Transun
- Industry: Tour operator
- Founded: 1982
- Headquarters: London, UK
- Key people: Paul Kostich, James Crawshaw
- Products: Travel experiences
- Website: http://www.transun.co.uk/

= Transun =

Travel and holiday companies of the United Kingdom

Transun is an independent tour operator established in 1982 and based in the UK.

==History==
Transun was established in 1982 by Yugoslavian-born Paul Kostich, who founded the company at the age of 30. He had started working as a tour guide in India, East Africa, China, and Thailand at the age of 18, and was working in the airline industry in London when he founded Transun. He began with offering tours to Yugoslavia, then diversified into a number of different excursions throughout Europe. He now serves as the company’s President.

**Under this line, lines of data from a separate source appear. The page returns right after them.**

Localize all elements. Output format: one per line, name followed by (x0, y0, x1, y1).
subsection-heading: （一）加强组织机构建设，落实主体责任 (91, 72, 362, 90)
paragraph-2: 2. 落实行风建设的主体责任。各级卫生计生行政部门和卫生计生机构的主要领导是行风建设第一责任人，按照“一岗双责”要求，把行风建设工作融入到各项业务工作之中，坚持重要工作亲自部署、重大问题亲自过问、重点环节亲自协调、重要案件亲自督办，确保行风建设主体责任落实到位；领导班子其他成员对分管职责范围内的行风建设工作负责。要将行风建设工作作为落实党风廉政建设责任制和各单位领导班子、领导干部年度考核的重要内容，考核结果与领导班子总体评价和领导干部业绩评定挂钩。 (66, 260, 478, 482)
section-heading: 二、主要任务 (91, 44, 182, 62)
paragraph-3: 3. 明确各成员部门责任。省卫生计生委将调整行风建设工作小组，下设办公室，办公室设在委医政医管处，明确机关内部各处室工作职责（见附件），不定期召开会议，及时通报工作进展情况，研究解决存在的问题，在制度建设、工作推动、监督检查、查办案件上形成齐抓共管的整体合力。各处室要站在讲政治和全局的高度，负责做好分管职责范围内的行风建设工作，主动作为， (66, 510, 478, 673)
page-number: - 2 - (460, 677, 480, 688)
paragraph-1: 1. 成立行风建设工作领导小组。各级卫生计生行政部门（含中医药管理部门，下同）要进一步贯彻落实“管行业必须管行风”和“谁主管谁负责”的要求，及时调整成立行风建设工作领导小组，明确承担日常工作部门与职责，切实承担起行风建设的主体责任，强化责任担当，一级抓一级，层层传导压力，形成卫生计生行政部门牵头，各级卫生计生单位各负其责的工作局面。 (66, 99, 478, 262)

The company grew throughout the 1990s and early 2000s to include travel experiences and day trips to destinations such as Lapland, Cairo, Marrakesh, Bergen, and Florence. They also began establishing relationships with airports throughout the UK in order to charter flights to these and other destinations. In the mid-1990s, Transun was the first operator to run flights to New York from regional UK airports such as Leeds Bradford, Belfast, Aberdeen and Liverpool. The company received special attention at the World Travel Market in 2002 for its travel offerings to Thailand, receiving a visit from Her Royal Highness Princess Ubolratana of the kingdom of Thailand, as well as Thailand’s Minister of Tourism Sontaya Kunplome. Both were interested in Transun’s focus on Koh Samui as a primary destination for the company’s travel packages.

In the late 1990s and early 2000s Transun promoted tourism to the territories impacted by the Yugoslav Wars. The company promoted travel to places in the Balkans such as Croatia and Slovenia, and joined other operators in criticizing the Croatia National Tourist Office for its lack of support. Their efforts became a topic of several academic studies of tourism in the region.

Transun opened offices in Leeds and London, but later closed those locations in 2005 as part of a reorganization preceding the global recession. They currently have offices in Oxford, Bangkok, and Koh Samui in Thailand.

==Lapland==
Transun’s UK company is known as a ‘Lapland specialist’ and is licensed by the Civil Aviation Authority (United Kingdom) to operate flights to Lapland.
Many of the holidays focus on seeing the Northern Lights or visiting Santa in the resorts of Karesuando, Kilpisjarvi, Hetta and the Pallas-Yllästunturi National Park in the north west of Finland.

The company currently operates the largest number of flights to Lapland direct from the UK and charter flights run from small UK regional airports such as Norwich, Exeter and Humberside as well as the larger 'hubs' of Manchester and Gatwick.

In the winter of 2019, Transun’s tourism flights account for 88% of 28,000 passengers travelling through Enontekio Airport. In 2019, the airport’s operator, state-owned Finavia, announced that the airport would be closing because the volume of traffic did not justify the needed runway repairs which were estimated to cost €15 million. In 2020, the decision to close the airport was confirmed which led to criticism by many politicians and groups, including the mayor of Enontekio and Finland’s Minister of Finance Katri Kulmuni, since much of the local economy was dependent on tourism generated by the airport. Transun’s director James Crawshaw criticized Finavia for not developing the airport in previous years and reported that a breakdown in their relationship had meant Transun had operated flights to nearby Kiruna Airport and Tromsø Airport instead of Enontekio. Later that summer, Finland’s government assigned funds for the renovation of the runway and agreed that Finavia could sell the airport to the municipality of Enontekio which would operate it, making it the first commercial airport in Finland not operated by Finavia. Finavia, however, insisted that it would not use the funds from the central government to repair the runway because the finances were granted for ‘Lapland airports’ generally, and not Enontekio specifically. Crawshaw called upon Finavia’s CEO Kimmo Mäki to resign, and after an intervention from the office of Finland’s Prime Minister Sanna Marin, Finavia agreed to repair the runway in part and sell the airport to the municipality of Enontekio for an undisclosed amount.